“We’ll make for that,” thought Billy. “If the old marauder is out and comes home to find a lot of monkeys perched in his tree he’ll think he is having the worst nightmare that ever horrified a healthy coon. How I shall laugh at the sight of him!”

TOM AND HARRY INVITED THEM TO THE HOUSE.

Billy didn’t dream of the tragedy he was about to witness.

Soon they had come to the big chestnut tree, and the monkeys, without being told, quickly climbed into its lofty branches, waiting for Billy to decide on the next move.

While he was considering how he could best put in his unexpected appearance at Cloverleaf Farm, he thought he saw two figures of what seemed to be small boys hiding behind a clump of blackberry bushes not very far away. They came shortly after he arrived and evidently did not see either him or the monkeys.

He was right, for Tom and Harry Treat had come out with their guns to try and get a shot at Mr. Coon, who of late, it seems, had been very bold and had acquired the very bad habit of robbing the hen roost at Cloverleaf. Only the night before he had imprudently selected for his midnight supper the finest young white Leghorn rooster on the place. This was the more provoking because the boys had expected to enter this same rooster at the county fair to be held the next week. The Coon had now gone too far in his depredations and it was decided to put an end to him at whatever cost of time and trouble. This explains why they were watching with their guns at this time of night the old chestnut tree, for it was well known to be the Coon’s house.
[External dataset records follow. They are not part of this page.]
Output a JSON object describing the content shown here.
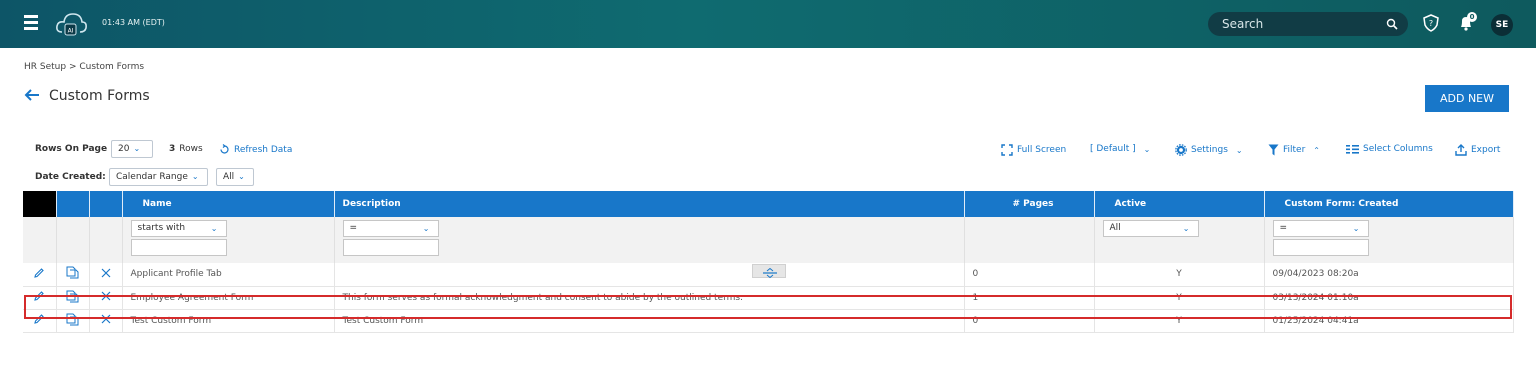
{
  "topbar": {
    "clock": "01:43 AM (EDT)",
    "search_placeholder": "Search",
    "notifications_count": "0",
    "avatar_initials": "SE",
    "logo_text": "AI"
  },
  "breadcrumb": "HR Setup > Custom Forms",
  "page_title": "Custom Forms",
  "add_new_label": "ADD NEW",
  "toolbar": {
    "rows_on_page_label": "Rows On Page",
    "rows_on_page_value": "20",
    "rows_count": "3",
    "rows_label": "Rows",
    "refresh_label": "Refresh Data",
    "full_screen_label": "Full Screen",
    "view_label": "[ Default ]",
    "settings_label": "Settings",
    "filter_label": "Filter",
    "select_columns_label": "Select Columns",
    "export_label": "Export",
    "date_created_label": "Date Created:",
    "calendar_range_value": "Calendar Range",
    "date_all_value": "All"
  },
  "table": {
    "headers": [
      "Name",
      "Description",
      "# Pages",
      "Active",
      "Custom Form: Created"
    ],
    "filters": {
      "name": "starts with",
      "description": "=",
      "active": "All",
      "created": "="
    },
    "rows": [
      {
        "name": "Applicant Profile Tab",
        "description": "",
        "pages": "0",
        "active": "Y",
        "created": "09/04/2023 08:20a"
      },
      {
        "name": "Employee Agreement Form",
        "description": "This form serves as formal acknowledgment and consent to abide by the outlined terms.",
        "pages": "1",
        "active": "Y",
        "created": "03/13/2024 01:10a"
      },
      {
        "name": "Test Custom Form",
        "description": "Test Custom Form",
        "pages": "0",
        "active": "Y",
        "created": "01/25/2024 04:41a"
      }
    ]
  },
  "colors": {
    "accent": "#1877c9",
    "topbar": "#0f6b70",
    "highlight": "#d52b2b"
  }
}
Presently a scratching inside the trunk of the tree might have been heard and very soon the head of the ill-fated Coon appeared at the door of his house. He crawled lazily out on the great limb near at hand and was about to scratch himself, as was his wont, when he espied one of the monkeys. He couldn’t believe his own eyes, so he winked hard and looked again. Instead of one, he now saw a whole group of his archenemies here and there and everywhere, all silently watching him, Colonel Mandrill the nearest to him of all. With that he closed both eyes and toppled off the big limb to the ground. Just then two shots rang out on the still air, and at the same time both Tom and Harry rushed forward to make sure that the Coon did not even yet get away. He was dead. There could be no doubt of that, but no mark of a bullet was found upon him. At the unexpected sight of the monkeys, his old and most-dreaded enemies, he had perished of heart failure.

While the boys were wondering how it was that the Coon had died while the bullets from neither of their guns had touched him to their increased amazement and utter astonishment, Billy Whiskers appeared before them, coming from the other side of the great chestnut trunk.